D-band Radio Solution Enabling up to 100 Gbps reconfigurable Approach for Meshed beyond 5G networks
Número de expediente: 761390
Programa: European Union’s Horizon 2020 research and innovation programme
VTT Technical Research Centre of Finland (VTT), Finland
III-V Lab, France
Erzia Technologies, Spain
Università di Pavia, Italy
The main objective of the H2020 DREAM project is the research and development of advanced, cutting-edge technologies for wireless high data rate communication links able to cope with the requirements of future cellular networks beyond 5G.
The increase in wireless communication speed has been almost ten-fold every four years until now. Assuming the development is extrapolated into the future, 100 Gbps wirelessly will appear in around 2020. To date, there is still a lack of technology compatible with the next high demanding telecommunications standards beyond the 5G.
New network architectures that can be deployed efficiently will be required to address this very demanding high density urban environment. Small cells are a key enabler of future networks and they are currently a focus of research leading to new challenges for the backhaul network because of their dense deployment.

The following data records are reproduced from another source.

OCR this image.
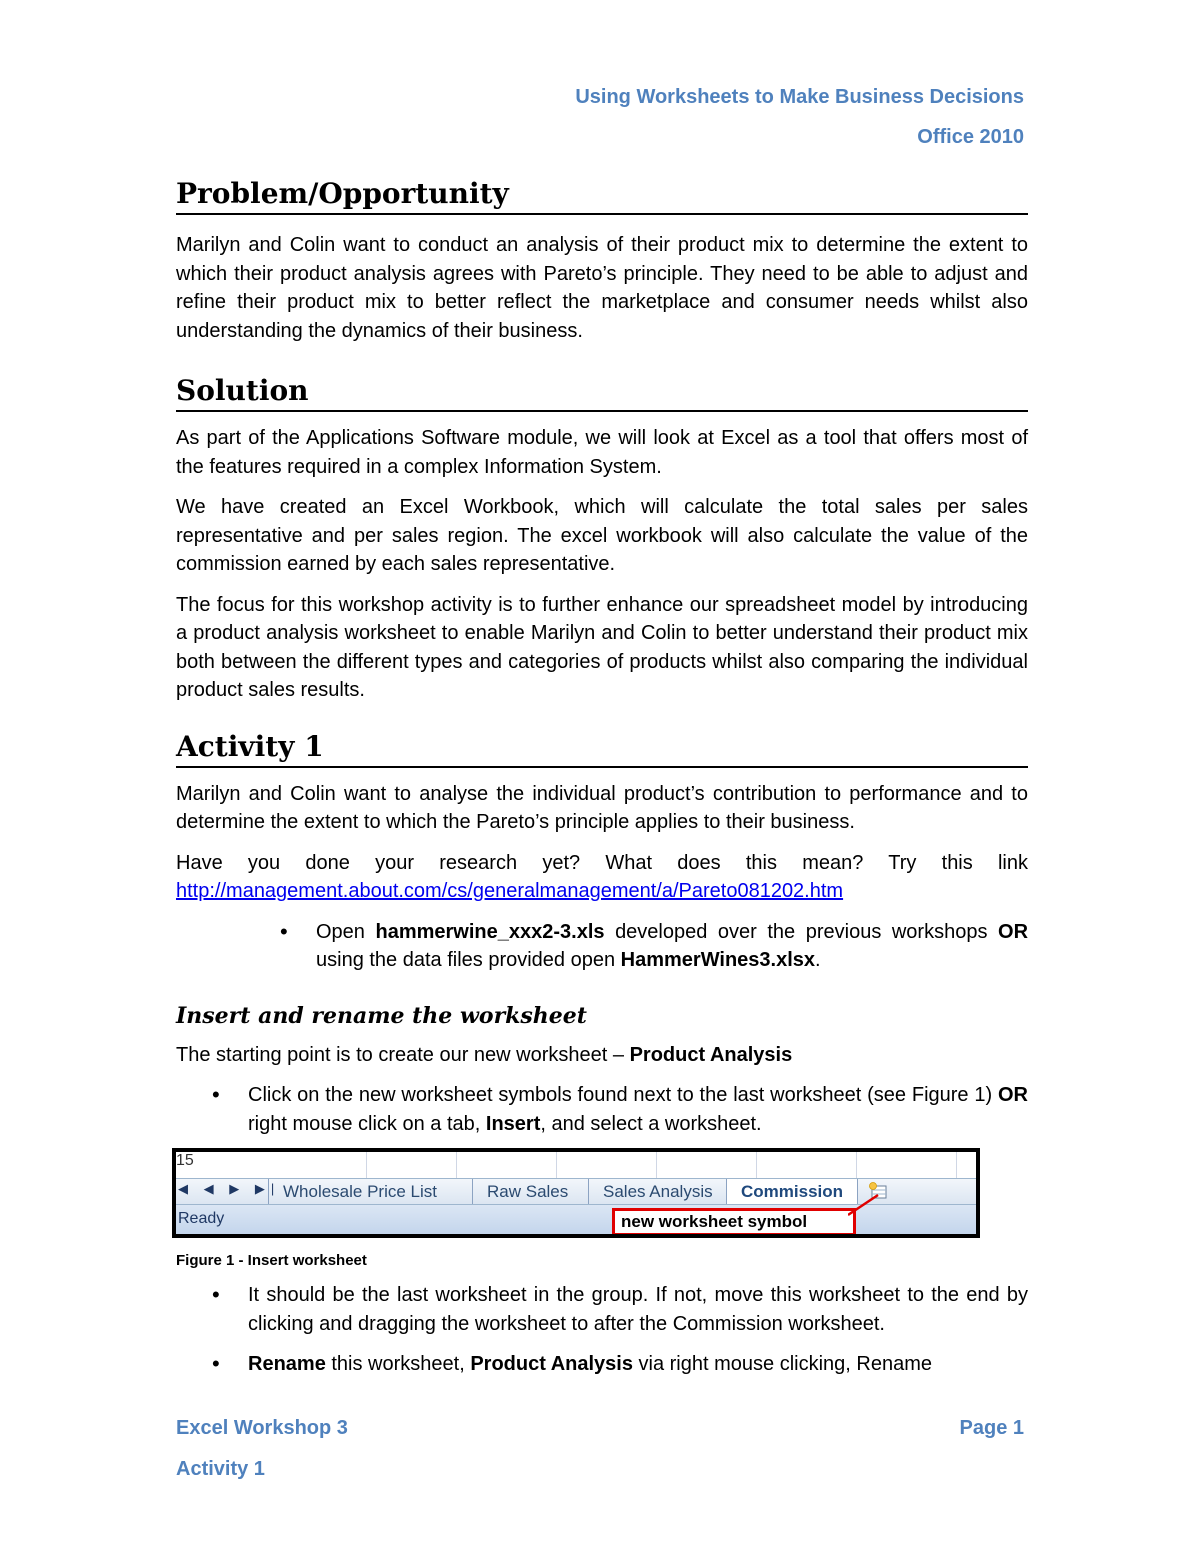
Using Worksheets to Make Business Decisions
Office 2010
Problem/Opportunity

Marilyn and Colin want to conduct an analysis of their product mix to determine the extent to which their product analysis agrees with Pareto’s principle. They need to be able to adjust and refine their product mix to better reflect the marketplace and consumer needs whilst also understanding the dynamics of their business.

Solution

As part of the Applications Software module, we will look at Excel as a tool that offers most of the features required in a complex Information System.

We have created an Excel Workbook, which will calculate the total sales per sales representative and per sales region. The excel workbook will also calculate the value of the commission earned by each sales representative.

The focus for this workshop activity is to further enhance our spreadsheet model by introducing a product analysis worksheet to enable Marilyn and Colin to better understand their product mix both between the different types and categories of products whilst also comparing the individual product sales results.

Activity 1

Marilyn and Colin want to analyse the individual product’s contribution to performance and to determine the extent to which the Pareto’s principle applies to their business.

Have you done your research yet? What does this mean? Try this link

http://management.about.com/cs/generalmanagement/a/Pareto081202.htm

• Open hammerwine_xxx2-3.xls developed over the previous workshops OR using the data files provided open HammerWines3.xlsx.
Insert and rename the worksheet

The starting point is to create our new worksheet – Product Analysis

• Click on the new worksheet symbols found next to the last worksheet (see Figure 1) OR right mouse click on a tab, Insert, and select a worksheet.
15
◀ ◀ ▶ ▶| Wholesale Price List	Raw Sales	Sales Analysis	Commission
Ready	new worksheet symbol
Figure 1 - Insert worksheet
• It should be the last worksheet in the group. If not, move this worksheet to the end by clicking and dragging the worksheet to after the Commission worksheet.
• Rename this worksheet, Product Analysis via right mouse clicking, Rename
Excel Workshop 3	Page 1
Activity 1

The H2020 DREAM project, through the exploitation of the radio spectrum in D-band (130-174.4 GHz) with beam steering functionality, will enable wireless links with data rate exceeding current V-band and E-band wireless backhaul solutions by at least a factor of 10 and thus, it will bring wireless systems to the speed of optical systems. The DREAM project vision and objectives rely on a power efficient and silicon based BiCMOS transceiver analog front end, operating in D-band and enabling cost efficient deployment of meshed networks with seamless fiber performance. A beam steering integrated antenna array using an intelligent low-cost packaging technology prototype will be developed for the implementation of the beyond 5G network proof of concept in a realistic environment.
Ceit's role in the project
In the system definition phase, Ceit-IK4 will collaborate in the system specification and in the architecture definition, by performing link budget calculations, giving the specifications for the different building blocks and defining the interfaces between them.
In the design phase, Ceit-IK4 will design the integrated phase shifters, which play a key role in achieving beam steering functionality. Ceit-IK4 will also be in charge of the integration of the different building blocks within the transmitter and receiver radio front-end chips and of the design of the control mechanisms for the chips.
In addition, Ceit-IK4 will provide technical support during the system integration and validation phase.